Mit einem weiteren Wink schickte der Mann nun doch die Kinder voran, die sich mit ihren Schwertern gewappnet zwischen den Flüchtenden und den Borkenbär stellten. Das Tier sollte die Flucht ergreifen oder den Pelz übergebraten bekommen - ihm war es einerlei. Ihn interessierte nur der Landmann, der jetzt erschöpft vor ihm abermals zu Boden gegangen war und sich Rotz und Tränen gleichzeitig durchs Gesicht wischte, während er zu ihm aufsah... beginnend bei den Stiefeln über die zweckmäßige lederne Hose... über den Wappenrock auf dem das stolze Haupt des roten Löwen auf schwarzem Grund prangte... über das vernarbte Gesicht, in welchem unter schlohweißem Haar den Landmann eisig grau und kalt wie Stahl mitleidlose Augen anblitzen.
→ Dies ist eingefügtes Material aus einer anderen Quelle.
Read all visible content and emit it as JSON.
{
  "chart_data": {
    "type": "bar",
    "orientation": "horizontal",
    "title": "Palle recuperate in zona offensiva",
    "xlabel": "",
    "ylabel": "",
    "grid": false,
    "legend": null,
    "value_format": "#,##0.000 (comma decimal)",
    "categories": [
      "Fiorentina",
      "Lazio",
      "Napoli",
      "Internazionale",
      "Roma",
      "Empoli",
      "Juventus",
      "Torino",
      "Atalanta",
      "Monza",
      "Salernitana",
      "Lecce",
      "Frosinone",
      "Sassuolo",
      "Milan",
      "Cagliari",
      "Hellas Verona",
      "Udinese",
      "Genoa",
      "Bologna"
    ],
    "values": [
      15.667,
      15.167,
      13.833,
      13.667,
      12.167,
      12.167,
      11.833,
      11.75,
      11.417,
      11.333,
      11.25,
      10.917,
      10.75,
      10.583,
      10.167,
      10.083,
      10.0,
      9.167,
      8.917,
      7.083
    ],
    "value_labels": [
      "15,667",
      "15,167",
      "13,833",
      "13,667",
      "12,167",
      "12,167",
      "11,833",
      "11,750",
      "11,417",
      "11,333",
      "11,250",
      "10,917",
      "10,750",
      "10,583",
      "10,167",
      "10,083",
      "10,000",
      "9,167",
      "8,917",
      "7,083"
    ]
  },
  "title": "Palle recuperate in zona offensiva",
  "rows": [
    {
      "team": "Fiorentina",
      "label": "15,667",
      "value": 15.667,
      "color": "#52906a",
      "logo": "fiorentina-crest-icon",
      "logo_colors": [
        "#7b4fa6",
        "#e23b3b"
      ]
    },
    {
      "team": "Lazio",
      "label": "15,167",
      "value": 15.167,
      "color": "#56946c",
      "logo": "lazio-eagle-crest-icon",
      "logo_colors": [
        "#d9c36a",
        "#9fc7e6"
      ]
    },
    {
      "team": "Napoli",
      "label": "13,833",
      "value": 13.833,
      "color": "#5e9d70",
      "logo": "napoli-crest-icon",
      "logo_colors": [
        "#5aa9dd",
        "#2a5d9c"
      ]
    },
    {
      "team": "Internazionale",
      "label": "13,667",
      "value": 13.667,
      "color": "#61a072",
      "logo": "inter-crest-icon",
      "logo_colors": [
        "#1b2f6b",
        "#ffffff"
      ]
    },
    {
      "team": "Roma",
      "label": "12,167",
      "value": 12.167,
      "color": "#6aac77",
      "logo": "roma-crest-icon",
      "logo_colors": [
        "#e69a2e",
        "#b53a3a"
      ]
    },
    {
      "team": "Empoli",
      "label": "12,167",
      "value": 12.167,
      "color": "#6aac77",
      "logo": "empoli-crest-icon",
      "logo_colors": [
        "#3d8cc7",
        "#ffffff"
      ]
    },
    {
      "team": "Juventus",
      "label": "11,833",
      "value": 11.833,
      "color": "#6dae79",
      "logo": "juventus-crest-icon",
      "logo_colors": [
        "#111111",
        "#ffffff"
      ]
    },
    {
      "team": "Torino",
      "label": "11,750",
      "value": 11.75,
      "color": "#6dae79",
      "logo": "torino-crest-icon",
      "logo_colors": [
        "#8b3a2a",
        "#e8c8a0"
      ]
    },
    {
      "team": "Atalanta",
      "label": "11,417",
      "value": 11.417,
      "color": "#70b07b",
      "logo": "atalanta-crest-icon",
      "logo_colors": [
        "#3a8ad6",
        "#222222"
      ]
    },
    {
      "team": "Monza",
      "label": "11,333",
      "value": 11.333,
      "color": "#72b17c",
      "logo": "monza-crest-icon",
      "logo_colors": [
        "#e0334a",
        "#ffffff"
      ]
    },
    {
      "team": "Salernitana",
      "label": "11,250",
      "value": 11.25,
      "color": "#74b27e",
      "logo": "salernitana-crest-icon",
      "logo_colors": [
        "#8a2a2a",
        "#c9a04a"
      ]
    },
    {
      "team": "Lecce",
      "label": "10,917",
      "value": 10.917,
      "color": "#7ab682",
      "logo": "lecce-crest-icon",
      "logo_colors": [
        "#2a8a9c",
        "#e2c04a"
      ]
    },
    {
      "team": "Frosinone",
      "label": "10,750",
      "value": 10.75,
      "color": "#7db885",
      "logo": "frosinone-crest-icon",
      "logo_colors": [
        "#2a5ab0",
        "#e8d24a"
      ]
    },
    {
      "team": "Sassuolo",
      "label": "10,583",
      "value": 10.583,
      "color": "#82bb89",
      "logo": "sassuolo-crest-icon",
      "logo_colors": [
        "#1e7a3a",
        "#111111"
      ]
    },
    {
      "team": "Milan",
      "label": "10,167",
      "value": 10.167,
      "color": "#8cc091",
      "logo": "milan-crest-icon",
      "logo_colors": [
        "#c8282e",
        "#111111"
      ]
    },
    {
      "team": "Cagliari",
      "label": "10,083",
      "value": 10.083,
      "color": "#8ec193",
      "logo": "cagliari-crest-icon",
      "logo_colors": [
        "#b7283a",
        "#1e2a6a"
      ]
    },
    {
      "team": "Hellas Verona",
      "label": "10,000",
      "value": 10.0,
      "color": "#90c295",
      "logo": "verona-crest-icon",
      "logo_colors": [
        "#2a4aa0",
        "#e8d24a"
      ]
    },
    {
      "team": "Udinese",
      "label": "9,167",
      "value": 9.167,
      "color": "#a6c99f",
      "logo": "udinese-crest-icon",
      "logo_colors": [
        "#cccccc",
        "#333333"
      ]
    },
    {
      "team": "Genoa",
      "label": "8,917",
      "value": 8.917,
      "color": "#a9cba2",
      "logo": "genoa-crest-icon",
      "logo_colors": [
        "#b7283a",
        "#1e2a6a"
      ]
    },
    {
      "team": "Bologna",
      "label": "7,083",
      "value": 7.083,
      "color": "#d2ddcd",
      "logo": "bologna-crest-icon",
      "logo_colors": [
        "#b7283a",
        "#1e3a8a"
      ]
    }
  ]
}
"Ich dank Euch, mein Herr", sabbert der zu Boden Gesunkene, doch der Mann will keinen Dank. Stattdessen spricht er mit heiserer Stimme: "Meine Familie war es, die zwischen Euereins und den dunkelsten Mächten seit jeher stand. Der Adel des Reiches Rauls des Großen ist es, ohne den Euresgleichen sich schon selbst zerfleischt hätte. Und diese jungen Kämpen hier sind es, die dereinst für Euch sterben werden."

Für einen langen Moment hält er inne, und das Schluchzen des Landmanns vermischt sich mit den letzten Lauten des sterbenden Borkenbären.

"Sagt das Euren Spießgesellen."

Der Weißhaarige blickt ein letztes Mal auf die armselige Gestalt zu seinen Füßen.

"Und dankt der Herrin Rondra, dass wir niemanden ehrlos verrecken lassen. ... Selbst Ehrlose nicht."

Und dann wendet er sich zum Gehen, der Reichsstadt entgegen, die Jünglinge und Maiden mit borkenbärblutigen Schwerten hinterdreien.